Jean-Marie Harribey, piètre lecteur de Bernard Friot

Préambule

Ce qui suit est une critique de l'article "Les retraités au pouvoir selon Bernard Friot ?" par Jean-Marie Harribey publié le 20 février 2023 sur son blog "L'économie par terre ou sur terre ?" chez Alternatives Économiques. Il y critique Bernard Friot, ce à l'occasion de son dernier livre (Prenons le pouvoir sur nos retraites, éditions La Dispute, 2023, 112 pages). Précisons qu'au moment où nous écrivons ces lignes, nous n'avons pas lu le dit livre, mais nous avons lu du Bernard Friot, notamment "Le travail, enjeu des retraites" publié en 2019 aux éditions La Dispute (avec 218 pages), et que c'est une ré-édition complétée de "L'enjeu des retraites" publié en 2010 chez le même éditeur (avec 175 pages). Puisque que le dernier livre de Bernard Friot (Prenons le pouvoir sur nos retraites), critiqué par Jean-Marie Harribey, a tout l'air d'être une version courte de "Le travail, enjeu des retraites" et que nous l'avons lui lu, nous nous appuierons essentiellement sur ce dernier pour montrer la mécompréhension flagrante du travail de Bernard Friot par Jean-Marie Harribey.

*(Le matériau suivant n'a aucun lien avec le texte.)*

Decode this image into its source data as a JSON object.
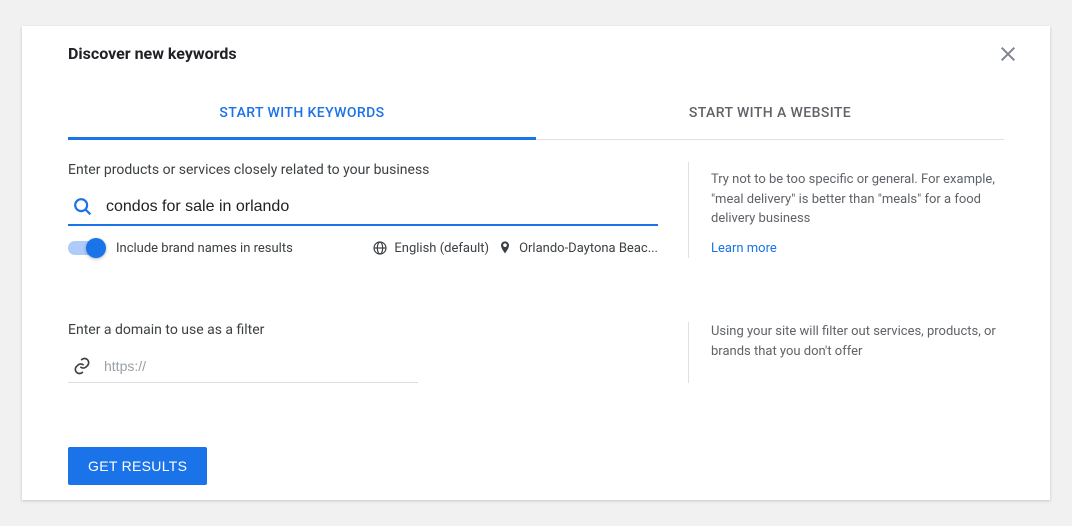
{
  "header": {
    "title": "Discover new keywords"
  },
  "tabs": {
    "keywords": "START WITH KEYWORDS",
    "website": "START WITH A WEBSITE"
  },
  "keywords": {
    "label": "Enter products or services closely related to your business",
    "value": "condos for sale in orlando",
    "toggle_label": "Include brand names in results",
    "language": "English (default)",
    "location": "Orlando-Daytona Beac...",
    "help_text": "Try not to be too specific or general. For example, \"meal delivery\" is better than \"meals\" for a food delivery business",
    "learn_more": "Learn more"
  },
  "domain": {
    "label": "Enter a domain to use as a filter",
    "placeholder": "https://",
    "help_text": "Using your site will filter out services, products, or brands that you don't offer"
  },
  "submit": {
    "label": "GET RESULTS"
  }
}
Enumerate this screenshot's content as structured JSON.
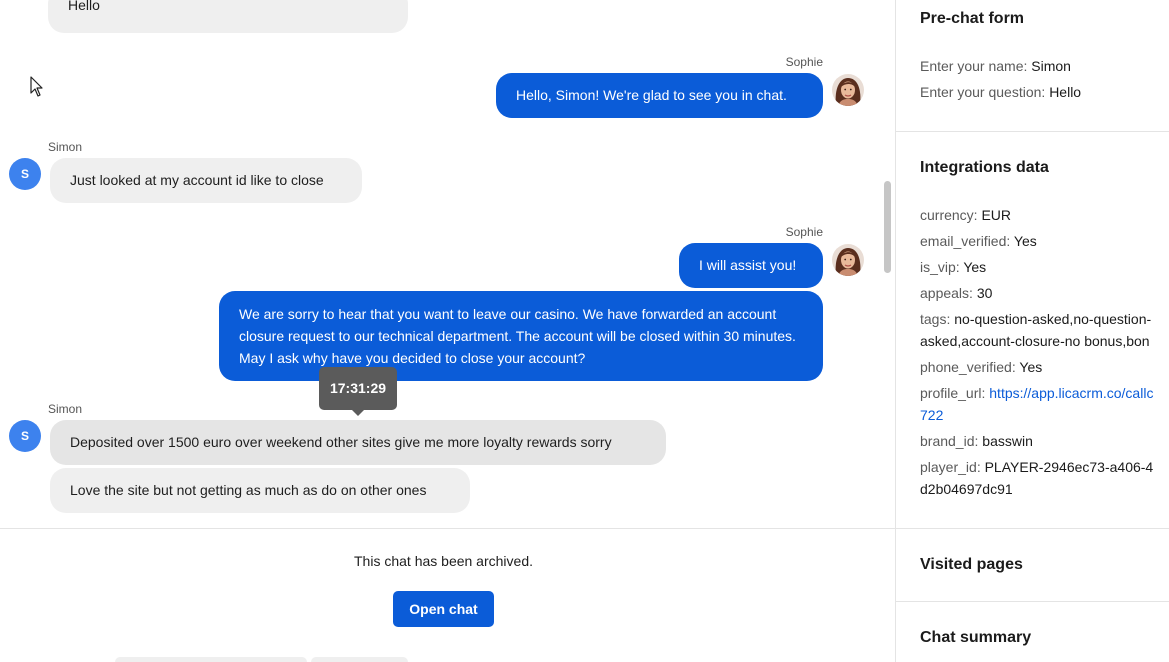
{
  "chat": {
    "messages": [
      {
        "sender": "",
        "text": "Hello"
      },
      {
        "sender": "Sophie",
        "text": "Hello, Simon! We're glad to see you in chat."
      },
      {
        "sender": "Simon",
        "text": "Just looked at my account id like to close"
      },
      {
        "sender": "Sophie",
        "text": "I will assist you!"
      },
      {
        "sender": "",
        "text": "We are sorry to hear that you want to leave our casino. We have forwarded an account closure request to our technical department. The account will be closed within 30 minutes. May I ask why have you decided to close your account?"
      },
      {
        "sender": "Simon",
        "text": "Deposited over 1500 euro over weekend other sites give me more loyalty rewards sorry"
      },
      {
        "sender": "",
        "text": "Love the site but not getting as much as do on other ones"
      }
    ],
    "avatar_initial": "S",
    "tooltip_time": "17:31:29",
    "archived_text": "This chat has been archived.",
    "open_chat_label": "Open chat"
  },
  "panel": {
    "prechat": {
      "title": "Pre-chat form",
      "fields": [
        {
          "key": "Enter your name:",
          "value": "Simon"
        },
        {
          "key": "Enter your question:",
          "value": "Hello"
        }
      ]
    },
    "integrations": {
      "title": "Integrations data",
      "currency": {
        "key": "currency:",
        "value": "EUR"
      },
      "email_verified": {
        "key": "email_verified:",
        "value": "Yes"
      },
      "is_vip": {
        "key": "is_vip:",
        "value": "Yes"
      },
      "appeals": {
        "key": "appeals:",
        "value": "30"
      },
      "tags": {
        "key": "tags:",
        "value_line1": "no-question-asked,no-question-",
        "value_line2": "asked,account-closure-no bonus,bon"
      },
      "phone_verified": {
        "key": "phone_verified:",
        "value": "Yes"
      },
      "profile_url": {
        "key": "profile_url:",
        "value_line1": "https://app.licacrm.co/callc",
        "value_line2": "722"
      },
      "brand_id": {
        "key": "brand_id:",
        "value": "basswin"
      },
      "player_id": {
        "key": "player_id:",
        "value_line1": "PLAYER-2946ec73-a406-4",
        "value_line2": "d2b04697dc91"
      }
    },
    "visited_pages_title": "Visited pages",
    "chat_summary_title": "Chat summary"
  },
  "colors": {
    "agent_bubble": "#0b5cd8",
    "visitor_bubble": "#efefef",
    "avatar_blue": "#3d82ee",
    "link": "#0b5cd8"
  },
  "icons": [
    "mouse-pointer-icon",
    "agent-avatar-photo"
  ]
}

Remarquons d'ailleurs que ce dernier a critiqué "L'enjeu des retraites" (2010) dans "Les retraités créent-ils la valeur monétaire qu'ils perçoivent ? Remarques sur le livre de Bernard Friot, L'enjeu des retraites" publié dans le numéro 6 (du second semestre 2010) de la revue française de socio-économie. Il le signale d'ailleurs lui-même via sa première note de bas de page. De plus, il signale, dans le même numéro, la réponse de Bernard Friot : "Travailler, est-ce avoir un emploi ou une qualification personnelle ? L'activité des retraités est-elle "utile" ou est-ce "du travail" ?". Ça va de la page 149 à 156 pour Jean-Marie Harribey et de la page 157 à 166 pour Bernard Friot.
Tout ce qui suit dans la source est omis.